Wczoraj, w akcie desperacji, spróbowałam puścić mu muzykę. Mat olał
Mozarta,
Bacha (byłam oburzona bo to mój ulubiony koncert ;)),
Beethovena (może Księżycowa to za ponury kawałek ;),
Pachelbela,
Holsta i
Dvoraka, uspokoił się natomiast i wyraźnie zrelaksował przy:
Odsłuchaliśmy tyle razy, że prawie się nauczyłam tekstu po szwedzku ;)
Cóż, trzeba będzie popracować nad mego syna gustem muzycznym... A mówili mądrzy ludzie - słuchaj Mozarta w ciąży, nie zastosowałam się i mam za swoje ;) I tak nie jest źle, zważywszy, że pół ciąży katowałam Sabaton, Metallikę i Black Sabbath ;)
***
Szukając jesiennych butów dla dziewczynek, natrafiłam na plik bazgrołów, z zamierzchłych czasów, kiedy miałam czasochęć ćwiczyć rękę, kopiując m.in. obrazki z "Thorgala". Śmieszne, niedorobione, niezdarne, niepokończone, niektóre niewyraźne, ale wrzucam kilka ku pamięci. Że kiedyś miałam siłę i czas na takie zabawy. I może nastanie chwila, kiedy będę miała siłę i czas na coś innego niż karmienie i przewijanie. Bo aktualnie niezwykle trudno mi uwierzyć, że ta smycz kiedyś się zerwie.

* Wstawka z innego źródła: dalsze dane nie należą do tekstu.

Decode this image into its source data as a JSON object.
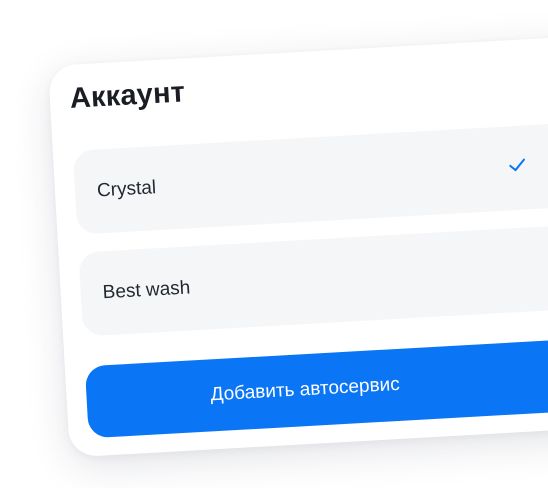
{
  "card": {
    "title": "Аккаунт"
  },
  "accounts": [
    {
      "label": "Crystal",
      "selected": true
    },
    {
      "label": "Best wash",
      "selected": false
    }
  ],
  "icons": {
    "selected_indicator": "checkmark-icon"
  },
  "actions": {
    "add_service_label": "Добавить автосервис"
  },
  "colors": {
    "accent": "#0a76f6",
    "item_background": "#f5f6f8",
    "title_text": "#1a1d24"
  }
}
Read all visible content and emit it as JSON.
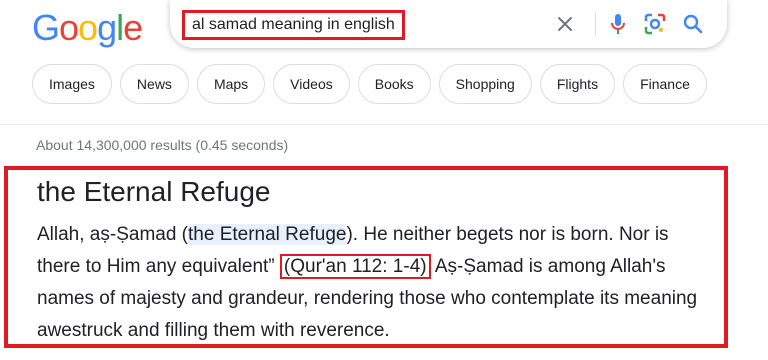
{
  "logo": {
    "letters": [
      "G",
      "o",
      "o",
      "g",
      "l",
      "e"
    ],
    "colors": [
      "#4285f4",
      "#ea4335",
      "#fbbc05",
      "#4285f4",
      "#34a853",
      "#ea4335"
    ]
  },
  "search": {
    "query": "al samad meaning in english",
    "icons": {
      "clear": "close-icon",
      "voice": "microphone-icon",
      "lens": "camera-lens-icon",
      "search": "search-icon"
    }
  },
  "filters": [
    "Images",
    "News",
    "Maps",
    "Videos",
    "Books",
    "Shopping",
    "Flights",
    "Finance"
  ],
  "results": {
    "stats": "About 14,300,000 results (0.45 seconds)"
  },
  "answer": {
    "title": "the Eternal Refuge",
    "text_pre": "Allah, aṣ-Ṣamad (",
    "highlight": "the Eternal Refuge",
    "text_mid": "). He neither begets nor is born. Nor is there to Him any equivalent” ",
    "citation": "(Qur'an 112: 1-4)",
    "text_post": " Aṣ-Ṣamad is among Allah's names of majesty and grandeur, rendering those who contemplate its meaning awestruck and filling them with reverence."
  },
  "colors": {
    "annotation_red": "#e01a22",
    "highlight": "#e8f0fe"
  }
}
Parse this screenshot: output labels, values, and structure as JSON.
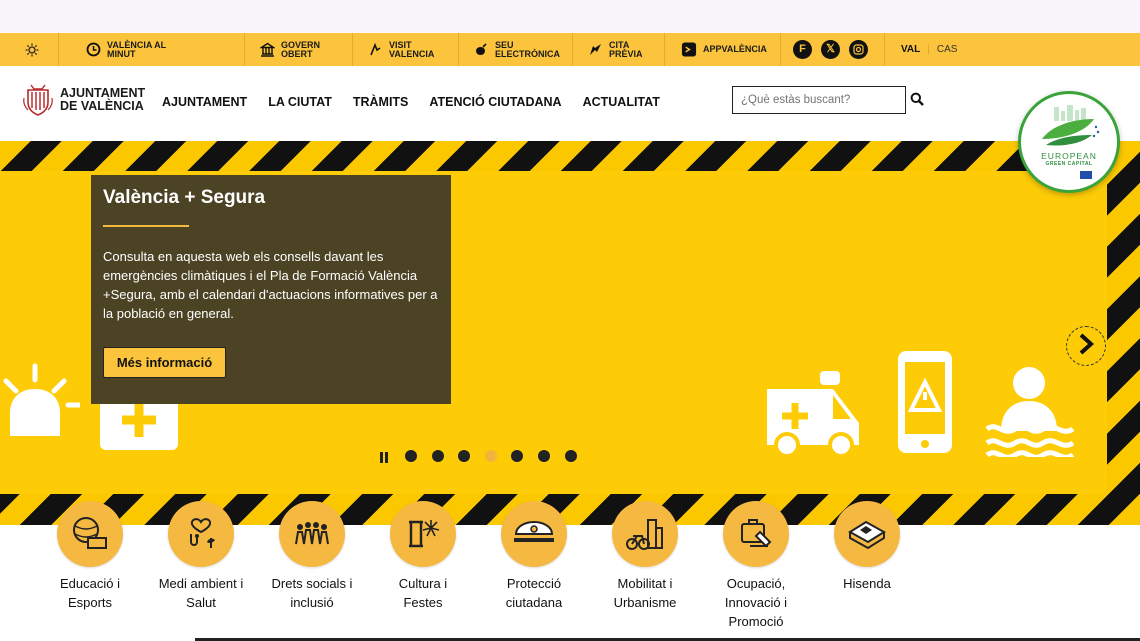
{
  "utility_bar": {
    "items": [
      {
        "icon": "clock-icon",
        "label": "VALÈNCIA AL MINUT"
      },
      {
        "icon": "government-building-icon",
        "label": "GOVERN OBERT"
      },
      {
        "icon": "visit-icon",
        "label": "VISIT VALENCIA"
      },
      {
        "icon": "e-office-icon",
        "label": "SEU ELECTRÒNICA"
      },
      {
        "icon": "appointment-icon",
        "label": "CITA PRÈVIA"
      },
      {
        "icon": "app-icon",
        "label": "APPVALÈNCIA"
      }
    ],
    "social": [
      "facebook-icon",
      "x-icon",
      "instagram-icon"
    ],
    "languages": {
      "active": "VAL",
      "other": "CAS"
    }
  },
  "header": {
    "logo_text": [
      "AJUNTAMENT",
      "DE VALÈNCIA"
    ],
    "nav": [
      "AJUNTAMENT",
      "LA CIUTAT",
      "TRÀMITS",
      "ATENCIÓ CIUTADANA",
      "ACTUALITAT"
    ],
    "search_placeholder": "¿Què estàs buscant?"
  },
  "badge": {
    "line1": "EUROPEAN",
    "line2": "GREEN CAPITAL"
  },
  "hero": {
    "title": "València + Segura",
    "body": "Consulta en aquesta web els consells davant les emergències climàtiques i el Pla de Formació València +Segura, amb el calendari d'actuacions informatives per a la població en general.",
    "button": "Més informació",
    "slides_count": 7,
    "active_slide": 4
  },
  "categories": [
    {
      "icon": "education-sports-icon",
      "label": "Educació i Esports"
    },
    {
      "icon": "environment-health-icon",
      "label": "Medi ambient i Salut"
    },
    {
      "icon": "social-rights-icon",
      "label": "Drets socials i inclusió"
    },
    {
      "icon": "culture-festivals-icon",
      "label": "Cultura i Festes"
    },
    {
      "icon": "civil-protection-icon",
      "label": "Protecció ciutadana"
    },
    {
      "icon": "mobility-urbanism-icon",
      "label": "Mobilitat i Urbanisme"
    },
    {
      "icon": "employment-innovation-icon",
      "label": "Ocupació, Innovació i Promoció"
    },
    {
      "icon": "finance-icon",
      "label": "Hisenda"
    }
  ],
  "colors": {
    "accent": "#fbc43c",
    "hero_yellow": "#fdcc07",
    "card_bg": "#4c4325",
    "category_circle": "#f5b841"
  }
}
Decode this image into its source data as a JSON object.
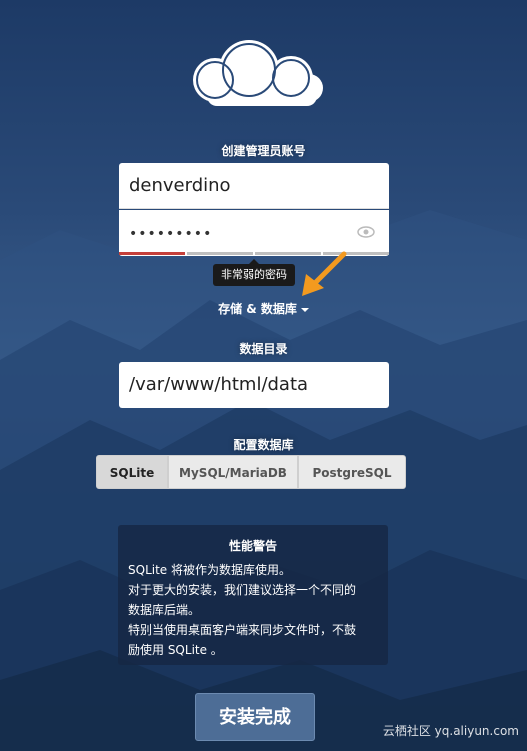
{
  "admin_section": {
    "title": "创建管理员账号"
  },
  "username": {
    "value": "denverdino"
  },
  "password": {
    "masked_value": "•••••••••",
    "strength_text": "非常弱的密码",
    "strength_level": 0.2
  },
  "storage_toggle": {
    "label": "存储 & 数据库"
  },
  "data_dir": {
    "label": "数据目录",
    "value": "/var/www/html/data"
  },
  "db_section": {
    "label": "配置数据库",
    "options": [
      "SQLite",
      "MySQL/MariaDB",
      "PostgreSQL"
    ],
    "selected": "SQLite"
  },
  "warning": {
    "title": "性能警告",
    "lines": [
      "SQLite 将被作为数据库使用。",
      "对于更大的安装，我们建议选择一个不同的",
      "数据库后端。",
      "特别当使用桌面客户端来同步文件时，不鼓",
      "励使用 SQLite 。"
    ]
  },
  "install_button": {
    "label": "安装完成"
  },
  "watermark": {
    "text": "云栖社区 yq.aliyun.com"
  },
  "colors": {
    "accent": "#4d6d96",
    "strength_bar": "#c5403a",
    "arrow": "#f39a1f"
  }
}
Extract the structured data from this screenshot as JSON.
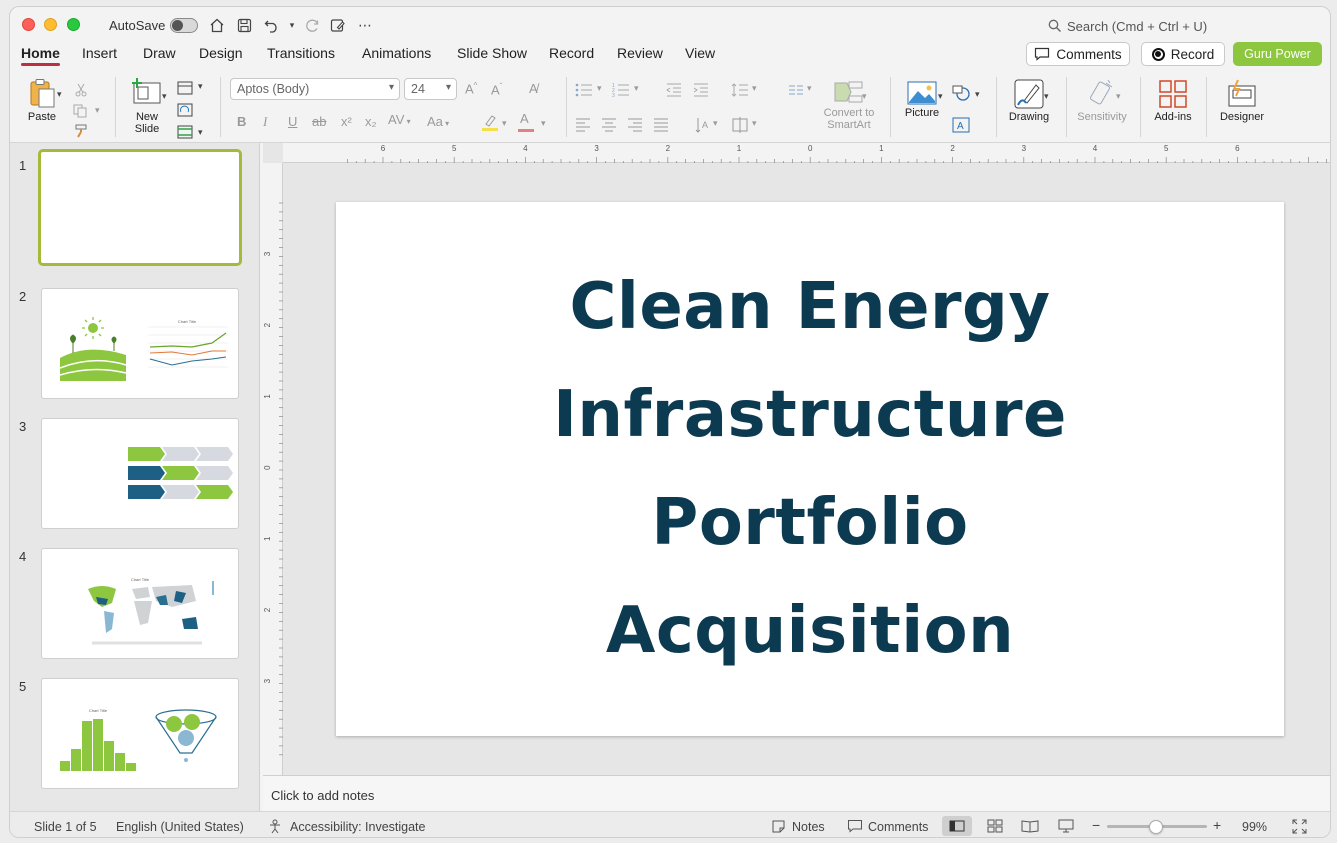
{
  "titlebar": {
    "autosave_label": "AutoSave",
    "search_placeholder": "Search (Cmd + Ctrl + U)"
  },
  "tabs": [
    "Home",
    "Insert",
    "Draw",
    "Design",
    "Transitions",
    "Animations",
    "Slide Show",
    "Record",
    "Review",
    "View"
  ],
  "actions": {
    "comments_label": "Comments",
    "record_label": "Record",
    "guru_label": "Guru Power"
  },
  "ribbon": {
    "paste_label": "Paste",
    "new_slide_label": "New Slide",
    "font_name": "Aptos (Body)",
    "font_size": "24",
    "convert_smartart_label": "Convert to SmartArt",
    "picture_label": "Picture",
    "drawing_label": "Drawing",
    "sensitivity_label": "Sensitivity",
    "addins_label": "Add-ins",
    "designer_label": "Designer"
  },
  "slides": [
    {
      "number": "1"
    },
    {
      "number": "2"
    },
    {
      "number": "3"
    },
    {
      "number": "4"
    },
    {
      "number": "5"
    }
  ],
  "thumbnails": {
    "chart_title": "Chart Title"
  },
  "slide": {
    "title_lines": [
      "Clean Energy",
      "Infrastructure",
      "Portfolio",
      "Acquisition"
    ]
  },
  "notes_placeholder": "Click to add notes",
  "status": {
    "slide_info": "Slide 1 of 5",
    "language": "English (United States)",
    "accessibility": "Accessibility: Investigate",
    "notes_label": "Notes",
    "comments_label": "Comments",
    "zoom": "99%"
  },
  "ruler": {
    "h_ticks": [
      "6",
      "5",
      "4",
      "3",
      "2",
      "1",
      "0",
      "1",
      "2",
      "3",
      "4",
      "5",
      "6"
    ],
    "v_ticks": [
      "3",
      "2",
      "1",
      "0",
      "1",
      "2",
      "3"
    ]
  },
  "colors": {
    "accent_green": "#8dc63f",
    "title_navy": "#0c3a51",
    "selection_green": "#a6ba3a",
    "tab_underline": "#b9303f"
  }
}
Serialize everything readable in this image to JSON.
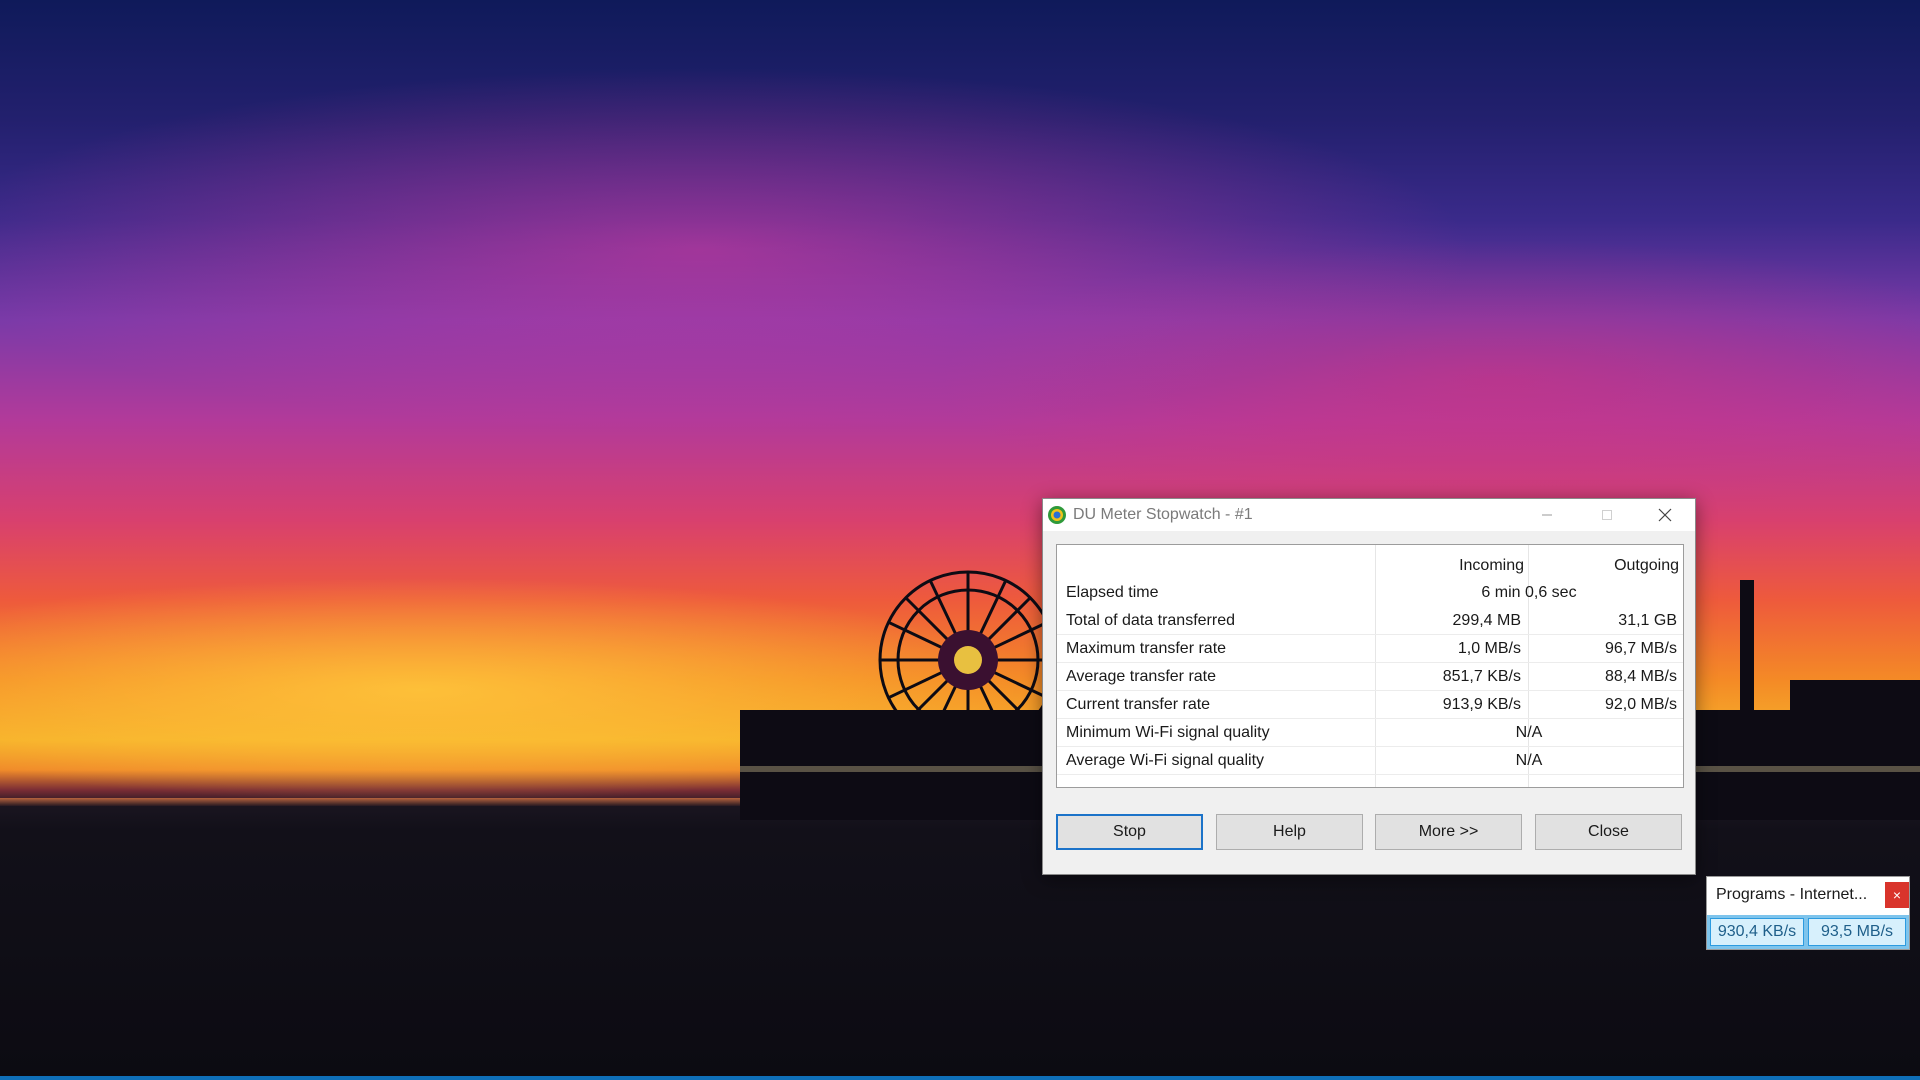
{
  "window": {
    "title": "DU Meter Stopwatch - #1",
    "icon": "du-meter-app-icon"
  },
  "stats": {
    "columns": {
      "incoming": "Incoming",
      "outgoing": "Outgoing"
    },
    "rows": [
      {
        "label": "Elapsed time",
        "value": "6 min 0,6 sec"
      },
      {
        "label": "Total of data transferred",
        "incoming": "299,4 MB",
        "outgoing": "31,1 GB"
      },
      {
        "label": "Maximum transfer rate",
        "incoming": "1,0 MB/s",
        "outgoing": "96,7 MB/s"
      },
      {
        "label": "Average transfer rate",
        "incoming": "851,7 KB/s",
        "outgoing": "88,4 MB/s"
      },
      {
        "label": "Current transfer rate",
        "incoming": "913,9 KB/s",
        "outgoing": "92,0 MB/s"
      },
      {
        "label": "Minimum Wi-Fi signal quality",
        "value": "N/A"
      },
      {
        "label": "Average Wi-Fi signal quality",
        "value": "N/A"
      }
    ]
  },
  "buttons": {
    "stop": "Stop",
    "help": "Help",
    "more": "More >>",
    "close": "Close"
  },
  "mini_meter": {
    "title": "Programs - Internet...",
    "close_glyph": "×",
    "incoming_rate": "930,4 KB/s",
    "outgoing_rate": "93,5 MB/s"
  },
  "colors": {
    "accent": "#1c73c9",
    "mini_close": "#d9342b",
    "mini_bar": "#7ec4ec"
  }
}
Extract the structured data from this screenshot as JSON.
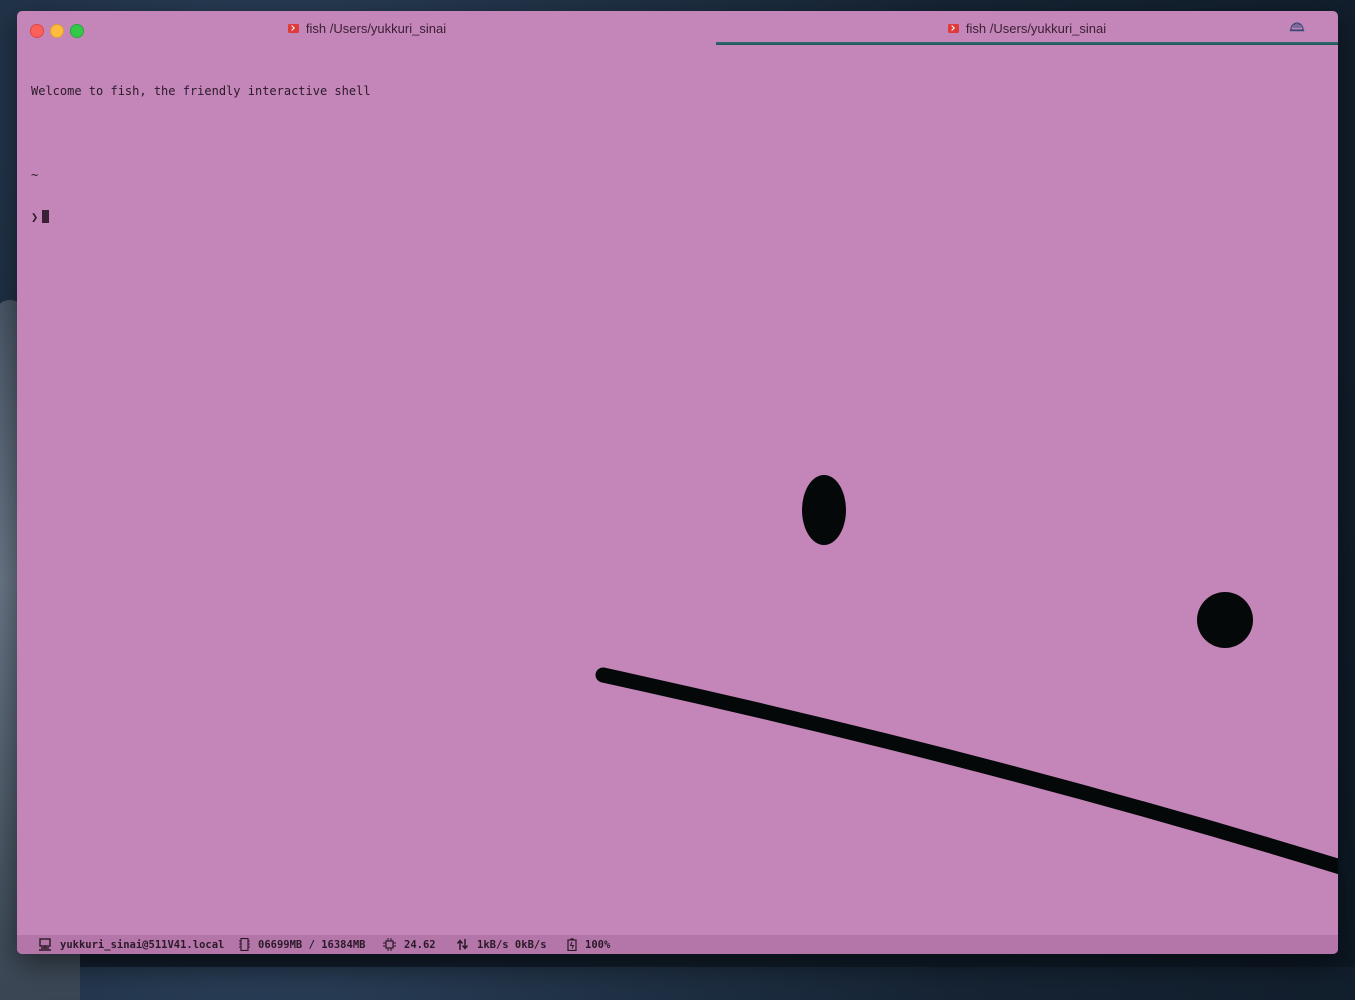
{
  "window": {
    "tabs": [
      {
        "label": "fish /Users/yukkuri_sinai",
        "active": false
      },
      {
        "label": "fish /Users/yukkuri_sinai",
        "active": true
      }
    ]
  },
  "terminal": {
    "lines": [
      "Welcome to fish, the friendly interactive shell",
      "",
      "~",
      "❯"
    ]
  },
  "statusbar": {
    "host": "yukkuri_sinai@511V41.local",
    "memory": "06699MB / 16384MB",
    "cpu": "24.62",
    "network": "1kB/s 0kB/s",
    "battery": "100%"
  },
  "colors": {
    "background": "#c485b9",
    "statusbar": "#b476a9",
    "drawing": "#050808",
    "tab_active_underline": "#2d6e72"
  },
  "icons": {
    "tab": "terminal-icon",
    "corner": "hat-icon",
    "host": "computer-icon",
    "memory": "memory-icon",
    "cpu": "cpu-icon",
    "network": "network-arrows-icon",
    "battery": "battery-icon"
  }
}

Będąc młodym dziewczęciem, uwielbiałam Michaela Jacksona, więc ćwiczyłam i na nim ;) Wyprodukowałam całą serię takich mazajów:
Powtarzam sobie jak mantrę: "To minie, to minie, kiedyś będę miała czas". Swój czas, niewyszarpany rodzinie, nieokupiony złym humorem dzieci i moimi wyrzutami sumienia. Czas, który będę mogła spożytkować na coś więcej niż tylko zaspokajanie elementarnych potrzeb.
To minie. Minie, prawda?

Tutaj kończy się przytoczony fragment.